Speed of UPARSE

hostilefork · March 29, 2024, 2:34pm

Several orders of magnitude slower. When I first tinkered with nativizing it, it was about 700x slower just on some arbitrary case:

Progress on Nativizing Parser Combinators

But, an hour of tinkering at the time got it to 250x slower.

However, predictably that tinkering was quickly out of date, so that early nativization is inactive. Things aren't set up to maintain nativized code in parallel to the usermode code, and it would be too much work to be justified until fully stable.

The baseline will be even slower today... because binding is slower, and because there's more hooking in it which was added for the debugging demo.

If you watch the debugging video, it explains that the debugger works because each call to a combinated parser can be hooked... such that the hook is responsible for invoking the frame. It can inspect the frame beforehand, and examine the multi-return result after it does the invocation. (Or it can skip the invocation entirely, or duplicate the frame and invoke it twice, or mutate the frame before it runs it, etc.) Each combinator just directly calls its subparser, but the subparser has been ENCLOSE'd with a wrapper:

 wrapper: func [
    "Enclosing function for hooking all combinators"
    return: [pack?]
    f [frame!]
][
    return either f.state.hook [
        run f.state.hook f
    ][
        run f
    ]
]

So that's overhead on each call to a parser that any other parser makes. Of course the pattern of enclose :combinator :wrapper itself could be partially nativized in a semi-generic way, as something like:

hookify :combinator 'f [f.state.hook]

But these things are patterns which should inform how to design the system in a more general sense. I am trying to get some kind of story together for how dialects are debugged... as I've said, it's sort of like you make a choice if you want to take "assembly level stepping" (e.g. debug the Rebol instructions) or if you want to debug at the higher level of the dialect. So I expect this hook to be a sunk cost of some kind.
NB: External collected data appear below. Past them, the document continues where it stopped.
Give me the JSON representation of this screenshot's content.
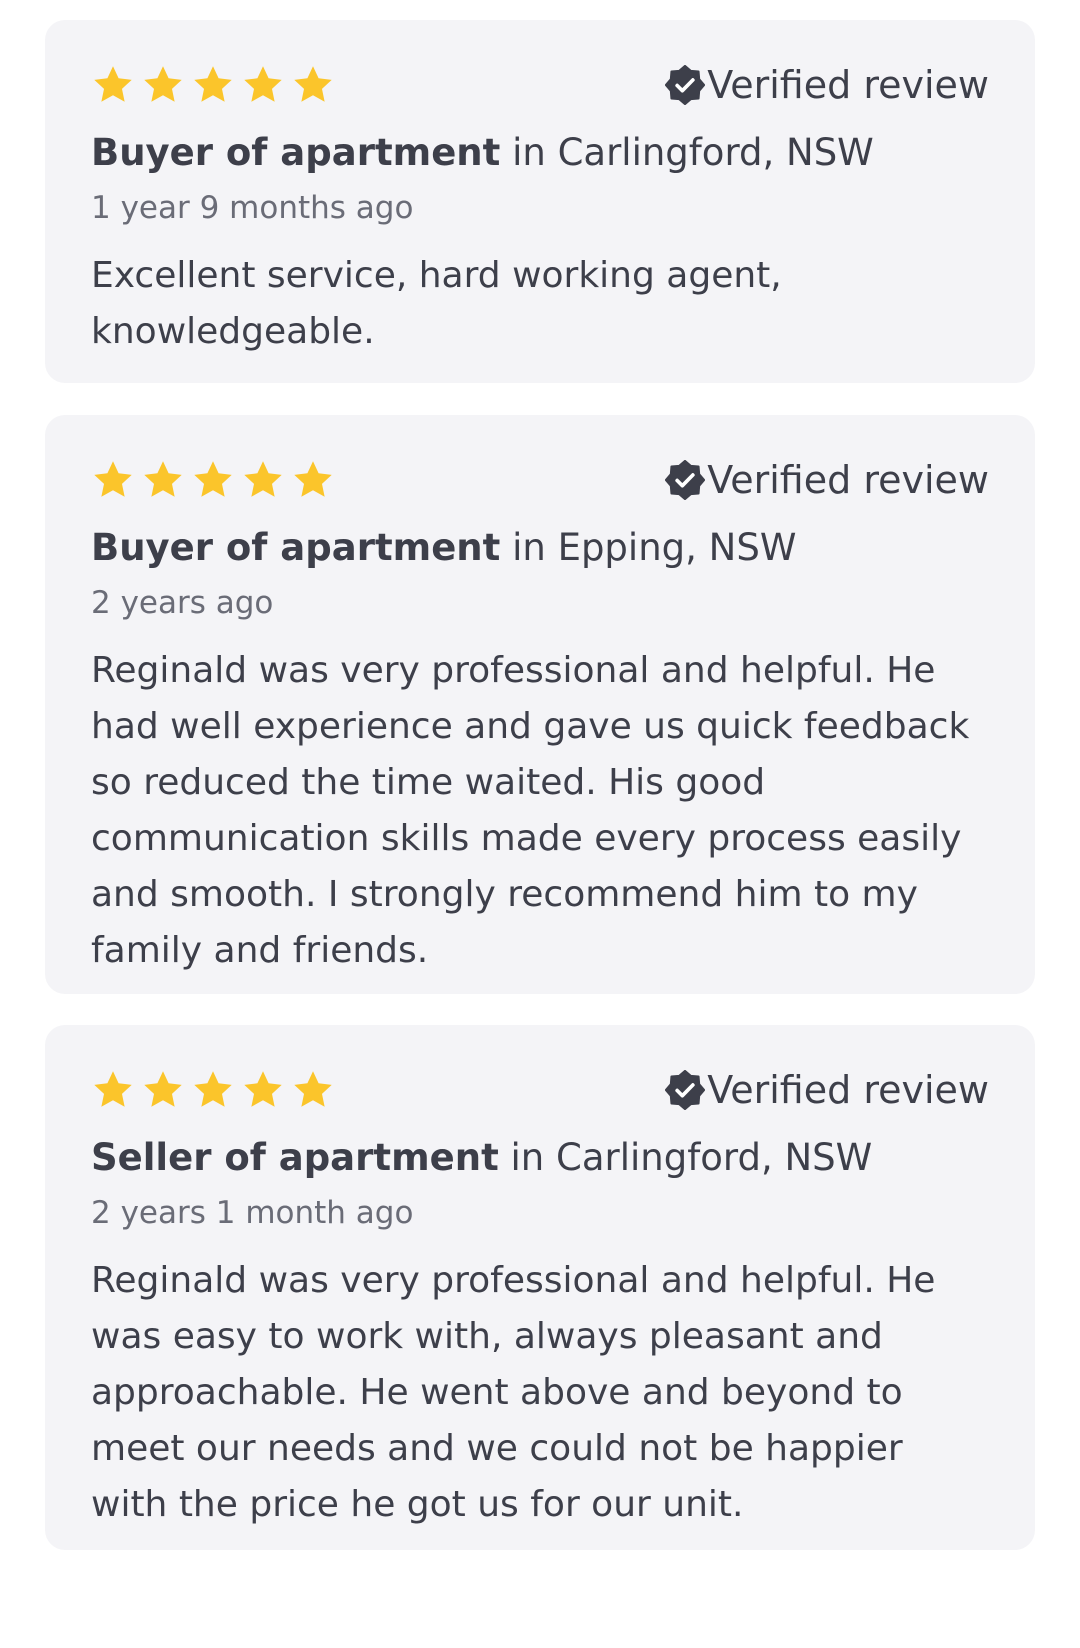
{
  "colors": {
    "star": "#fbc52b",
    "card_background": "#f4f4f7",
    "text": "#3d3f4a",
    "muted_text": "#6a6c77"
  },
  "reviews": [
    {
      "rating": 5,
      "verified_label": "Verified review",
      "verified_icon": "verified-badge-icon",
      "role": "Buyer of apartment",
      "location": " in Carlingford, NSW",
      "time_ago": "1 year 9 months ago",
      "text": "Excellent service, hard working agent, knowledgeable."
    },
    {
      "rating": 5,
      "verified_label": "Verified review",
      "verified_icon": "verified-badge-icon",
      "role": "Buyer of apartment",
      "location": " in Epping, NSW",
      "time_ago": "2 years ago",
      "text": "Reginald was very professional and helpful. He had well experience and gave us quick feedback so reduced the time waited. His good communication skills made every process easily and smooth. I strongly recommend him to my family and friends."
    },
    {
      "rating": 5,
      "verified_label": "Verified review",
      "verified_icon": "verified-badge-icon",
      "role": "Seller of apartment",
      "location": " in Carlingford, NSW",
      "time_ago": "2 years 1 month ago",
      "text": "Reginald was very professional and helpful. He was easy to work with, always pleasant and approachable. He went above and beyond to meet our needs and we could not be happier with the price he got us for our unit."
    }
  ]
}
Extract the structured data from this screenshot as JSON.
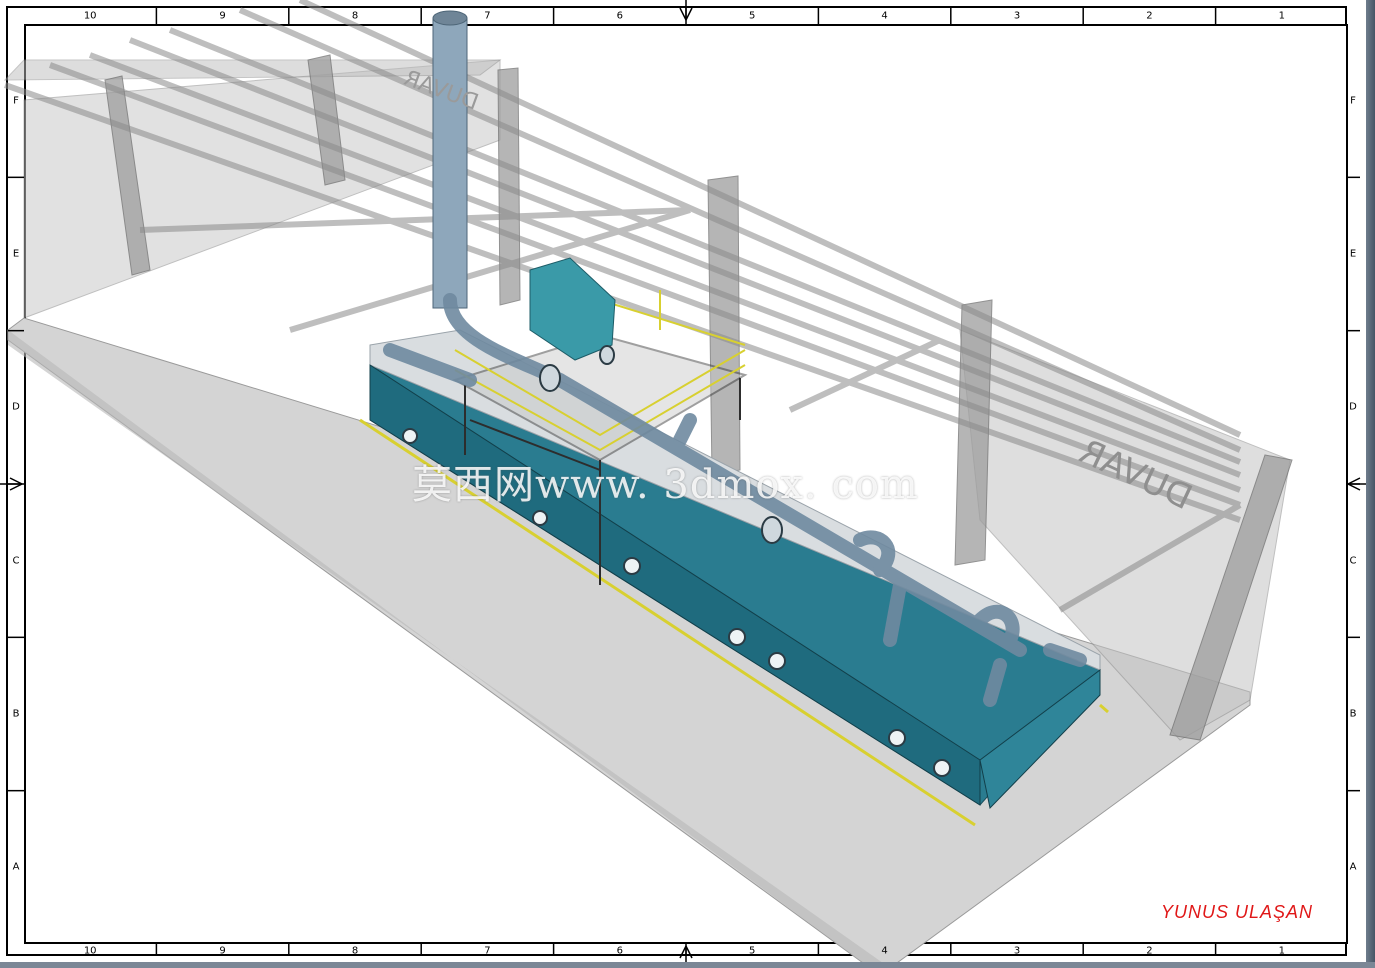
{
  "drawing": {
    "columns_top": [
      "10",
      "9",
      "8",
      "7",
      "6",
      "5",
      "4",
      "3",
      "2",
      "1"
    ],
    "columns_bottom": [
      "10",
      "9",
      "8",
      "7",
      "6",
      "5",
      "4",
      "3",
      "2",
      "1"
    ],
    "rows_left": [
      "F",
      "E",
      "D",
      "C",
      "B",
      "A"
    ],
    "rows_right": [
      "F",
      "E",
      "D",
      "C",
      "B",
      "A"
    ],
    "author": "YUNUS ULAŞAN",
    "author_color": "#e01818",
    "watermark": "莫西网www. 3dmox. com",
    "wall_text_upper": "DUVAR",
    "wall_text_right": "DUVAR"
  },
  "colors": {
    "oven_body": "#2a7c90",
    "duct": "#8ea7bb",
    "hood": "#3a9aa8",
    "rail": "#d8d030",
    "floor": "#d6d6d6",
    "glass": "#bdbdbd"
  }
}
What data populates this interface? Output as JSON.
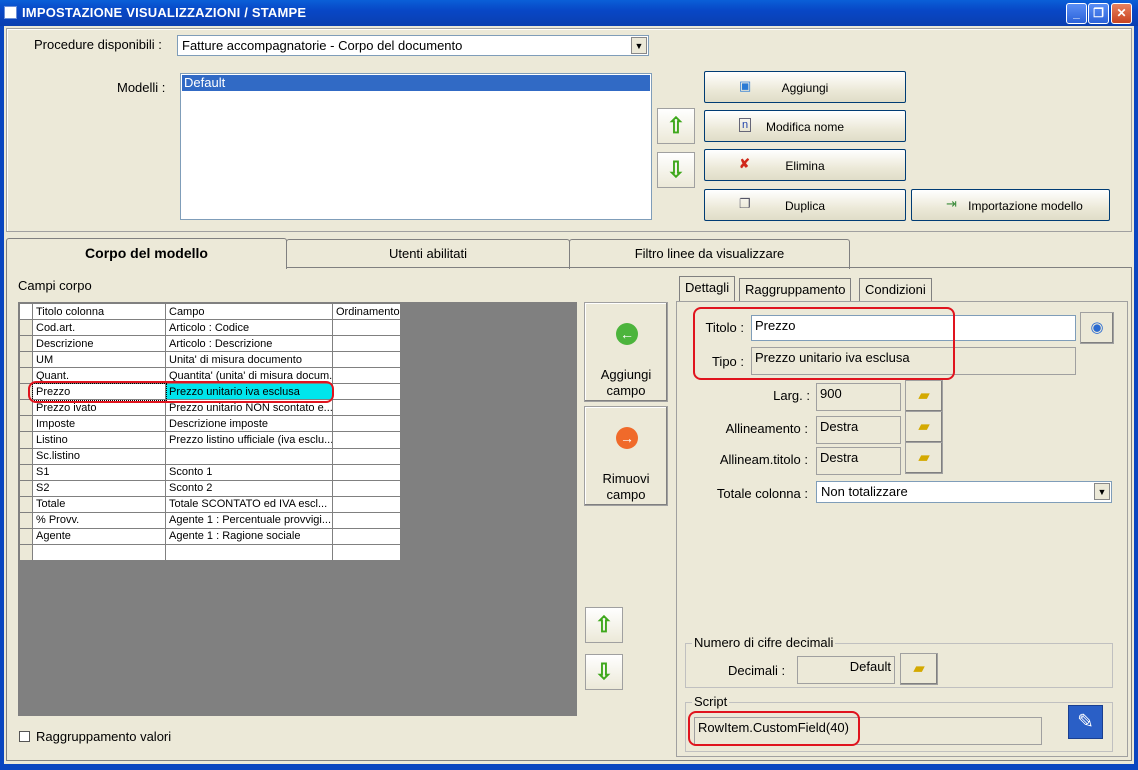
{
  "window": {
    "title": "IMPOSTAZIONE VISUALIZZAZIONI / STAMPE",
    "min": "_",
    "max": "❐",
    "close": "✕"
  },
  "procedure": {
    "label": "Procedure disponibili :",
    "value": "Fatture accompagnatorie - Corpo del documento"
  },
  "modelli": {
    "label": "Modelli :",
    "items": [
      "Default"
    ]
  },
  "buttons": {
    "aggiungi": "Aggiungi",
    "modifica_nome": "Modifica nome",
    "elimina": "Elimina",
    "duplica": "Duplica",
    "importazione": "Importazione modello"
  },
  "tabs": [
    "Corpo del modello",
    "Utenti abilitati",
    "Filtro linee da visualizzare"
  ],
  "campi_label": "Campi corpo",
  "grid": {
    "headers": [
      "Titolo colonna",
      "Campo",
      "Ordinamento"
    ],
    "rows": [
      [
        "Cod.art.",
        "Articolo : Codice",
        ""
      ],
      [
        "Descrizione",
        "Articolo : Descrizione",
        ""
      ],
      [
        "UM",
        "Unita' di misura documento",
        ""
      ],
      [
        "Quant.",
        "Quantita' (unita' di misura docum...",
        ""
      ],
      [
        "Prezzo",
        "Prezzo unitario iva esclusa",
        ""
      ],
      [
        "Prezzo ivato",
        "Prezzo unitario NON scontato e...",
        ""
      ],
      [
        "Imposte",
        "Descrizione imposte",
        ""
      ],
      [
        "Listino",
        "Prezzo listino ufficiale (iva esclu...",
        ""
      ],
      [
        "Sc.listino",
        "",
        ""
      ],
      [
        "S1",
        "Sconto 1",
        ""
      ],
      [
        "S2",
        "Sconto 2",
        ""
      ],
      [
        "Totale",
        "Totale SCONTATO ed IVA escl...",
        ""
      ],
      [
        "% Provv.",
        "Agente 1 : Percentuale provvigi...",
        ""
      ],
      [
        "Agente",
        "Agente 1 : Ragione sociale",
        ""
      ],
      [
        "",
        "",
        ""
      ]
    ]
  },
  "aggiungi_campo": [
    "Aggiungi",
    "campo"
  ],
  "rimuovi_campo": [
    "Rimuovi",
    "campo"
  ],
  "raggruppamento_valori": "Raggruppamento valori",
  "subtabs": [
    "Dettagli",
    "Raggruppamento",
    "Condizioni"
  ],
  "dettagli": {
    "titolo_label": "Titolo :",
    "titolo_value": "Prezzo",
    "tipo_label": "Tipo :",
    "tipo_value": "Prezzo unitario iva esclusa",
    "larg_label": "Larg. :",
    "larg_value": "900",
    "allineamento_label": "Allineamento :",
    "allineamento_value": "Destra",
    "allineam_titolo_label": "Allineam.titolo :",
    "allineam_titolo_value": "Destra",
    "totale_label": "Totale colonna :",
    "totale_value": "Non totalizzare"
  },
  "decimali": {
    "group": "Numero di cifre decimali",
    "label": "Decimali :",
    "value": "Default"
  },
  "script": {
    "group": "Script",
    "value": "RowItem.CustomField(40)"
  },
  "colors": {
    "highlight": "#00E5EC",
    "selection": "#316AC5",
    "annotation": "#E0141E",
    "titlebar": "#0A5FD8"
  }
}
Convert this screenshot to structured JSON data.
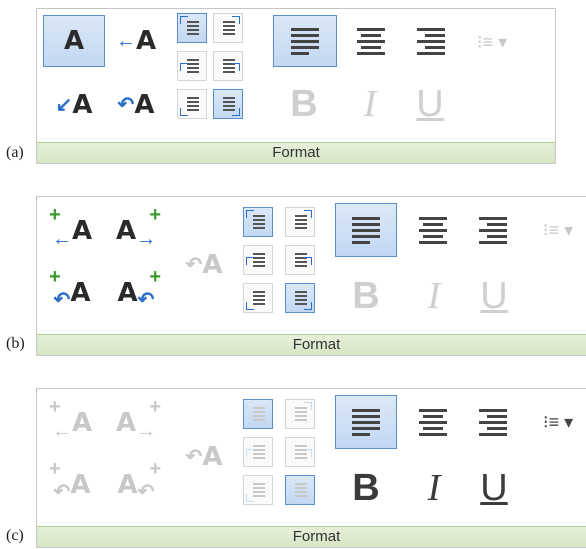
{
  "panels": [
    {
      "label": "(a)",
      "footer": "Format"
    },
    {
      "label": "(b)",
      "footer": "Format"
    },
    {
      "label": "(c)",
      "footer": "Format"
    }
  ],
  "glyphs": {
    "a": "A",
    "bold": "B",
    "italic": "I",
    "underline": "U",
    "arrow_left": "←",
    "arrow_right": "→",
    "arrow_curve_left": "↙",
    "arrow_curve_down": "↶",
    "plus": "+",
    "list": "⁝≡ ▾"
  },
  "icons": {
    "align_left": "align-left-icon",
    "align_center": "align-center-icon",
    "align_right": "align-right-icon",
    "list": "list-dropdown-icon"
  },
  "colors": {
    "selected_bg": "#c2d8f2",
    "selected_border": "#5b8dd0",
    "footer_bg": "#d7e6c4",
    "arrow_blue": "#2b6fc9",
    "plus_green": "#3a9a2a"
  }
}
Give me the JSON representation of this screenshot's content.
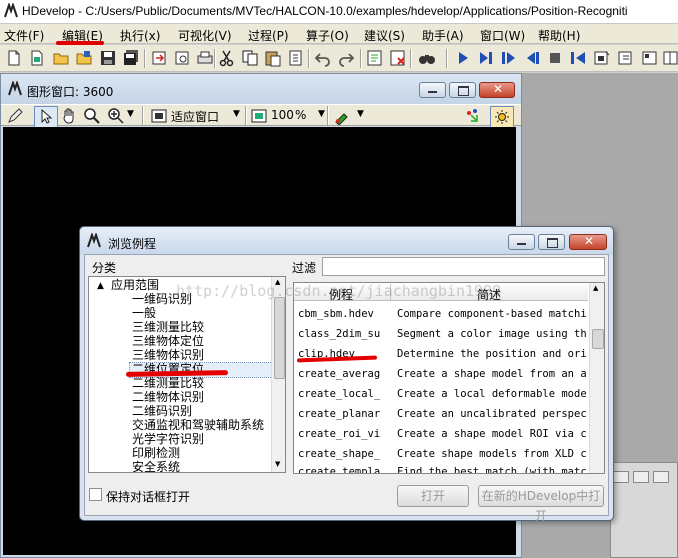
{
  "window": {
    "title": "HDevelop - C:/Users/Public/Documents/MVTec/HALCON-10.0/examples/hdevelop/Applications/Position-Recogniti"
  },
  "menu": [
    {
      "label": "文件(F)"
    },
    {
      "label": "编辑(E)"
    },
    {
      "label": "执行(x)"
    },
    {
      "label": "可视化(V)"
    },
    {
      "label": "过程(P)"
    },
    {
      "label": "算子(O)"
    },
    {
      "label": "建议(S)"
    },
    {
      "label": "助手(A)"
    },
    {
      "label": "窗口(W)"
    },
    {
      "label": "帮助(H)"
    }
  ],
  "graphics_window": {
    "title": "图形窗口: 3600",
    "fit_label": "适应窗口",
    "zoom_value": "100",
    "zoom_unit": "%"
  },
  "dialog": {
    "title": "浏览例程",
    "category_label": "分类",
    "filter_label": "过滤",
    "filter_value": "",
    "tree_root": "应用范围",
    "tree_items": [
      "一维码识别",
      "一般",
      "三维测量比较",
      "三维物体定位",
      "三维物体识别",
      "二维位置定位",
      "二维测量比较",
      "二维物体识别",
      "二维码识别",
      "交通监视和驾驶辅助系统",
      "光学字符识别",
      "印刷检测",
      "安全系统"
    ],
    "table_headers": [
      "例程",
      "简述"
    ],
    "rows": [
      {
        "name": "cbm_sbm.hdev",
        "desc": "Compare component-based matchi"
      },
      {
        "name": "class_2dim_su",
        "desc": "Segment a color image using th"
      },
      {
        "name": "clip.hdev",
        "desc": "Determine the position and ori"
      },
      {
        "name": "create_averag",
        "desc": "Create a shape model from an a"
      },
      {
        "name": "create_local_",
        "desc": "Create a local deformable mode"
      },
      {
        "name": "create_planar",
        "desc": "Create an uncalibrated perspec"
      },
      {
        "name": "create_roi_vi",
        "desc": "Create a shape model ROI via c"
      },
      {
        "name": "create_shape_",
        "desc": "Create shape models from XLD c"
      },
      {
        "name": "create_templa",
        "desc": "Find the best match (with matc"
      }
    ],
    "keep_open_label": "保持对话框打开",
    "open_button": "打开",
    "open_new_button": "在新的HDevelop中打开"
  },
  "watermark": "http://blog.csdn.net/jiachangbin1989",
  "colors": {
    "annotation_red": "#e40000",
    "canvas": "#000000"
  }
}
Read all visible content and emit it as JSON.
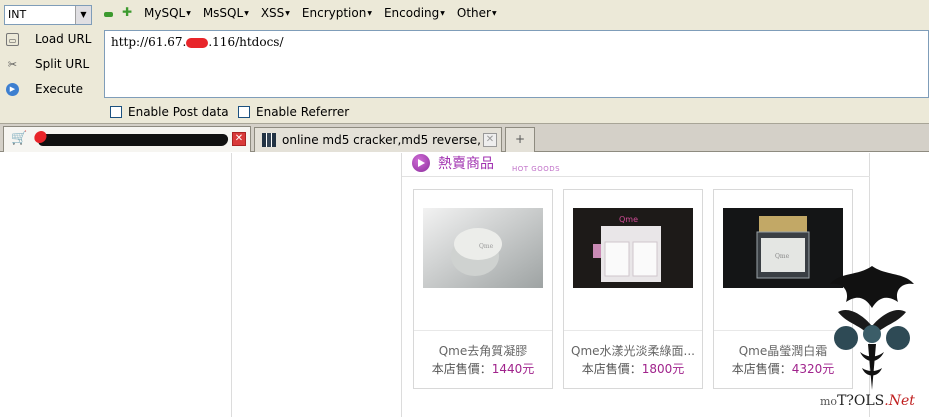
{
  "hackbar": {
    "type_select": "INT",
    "menu": [
      "MySQL",
      "MsSQL",
      "XSS",
      "Encryption",
      "Encoding",
      "Other"
    ],
    "side_buttons": [
      "Load URL",
      "Split URL",
      "Execute"
    ],
    "url_prefix": "http://61.67.",
    "url_suffix": ".116/htdocs/",
    "checkboxes": [
      "Enable Post data",
      "Enable Referrer"
    ]
  },
  "tabs": [
    {
      "label": "",
      "active": true
    },
    {
      "label": "online md5 cracker,md5 reverse, ...",
      "active": false
    }
  ],
  "new_tab_symbol": "+",
  "shop": {
    "section_title": "熱賣商品",
    "section_subtitle": "HOT GOODS",
    "products": [
      {
        "name": "Qme去角質凝膠",
        "price_label": "本店售價：",
        "price": "1440元"
      },
      {
        "name": "Qme水漾光淡柔綠面...",
        "price_label": "本店售價：",
        "price": "1800元"
      },
      {
        "name": "Qme晶瑩潤白霜",
        "price_label": "本店售價：",
        "price": "4320元"
      }
    ]
  },
  "watermark": {
    "prefix": "mo",
    "brand": "T?OLS",
    "suffix": ".Net"
  },
  "colors": {
    "accent": "#a02fb0",
    "price": "#a0238c",
    "hackbar_bg": "#ece9d8"
  }
}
Right now I'm doing other things, though (as well as non-Rebol-related life stuff, which is going to mean Rebol development will get a bit more sporadic than it was in the first couple of months of the year.)

Nativizing Plan

Ultimately, what I plan to do is make it so that all the combinators are in their own C files, where the usermode form is in a comment, something like:

//
// File: %src/core/parse/optional-combinator.c
//

/* <BEGIN USERMODE COMBINATOR>

'optional combinator [
    "If applying parser fails, succeed and return NULL; don't advance input"
    return: "PARSER's result if it succeeds, otherwise NULL"
        [any-value? pack?]
    parser [action?]
    <local> result'
][
    [^result' remainder]: parser input except e -> [
        remainder: input  ; succeed on parser fail but don't advance input
        return null
    ]
    return unmeta result'  ; return successful parser result
]

</END USERMODE COMBINATOR> */

//
//  optional-combinator: native/combinator [
//
//  "If applying parser fails, succeed and return NULL; don't advance input"
//
//      return: "PARSER's result if it succeeds, otherwise NULL"
//          [any-value? pack?]
//      parser [action?]
//  ]
//
DECLARE_NATIVE(optional_combinator)
{
    INCLUDE_PARAMS_OF_OPTIONAL_COMBINATOR;

    Value* remainder = ARG(remainder);  // output (combinator implicit)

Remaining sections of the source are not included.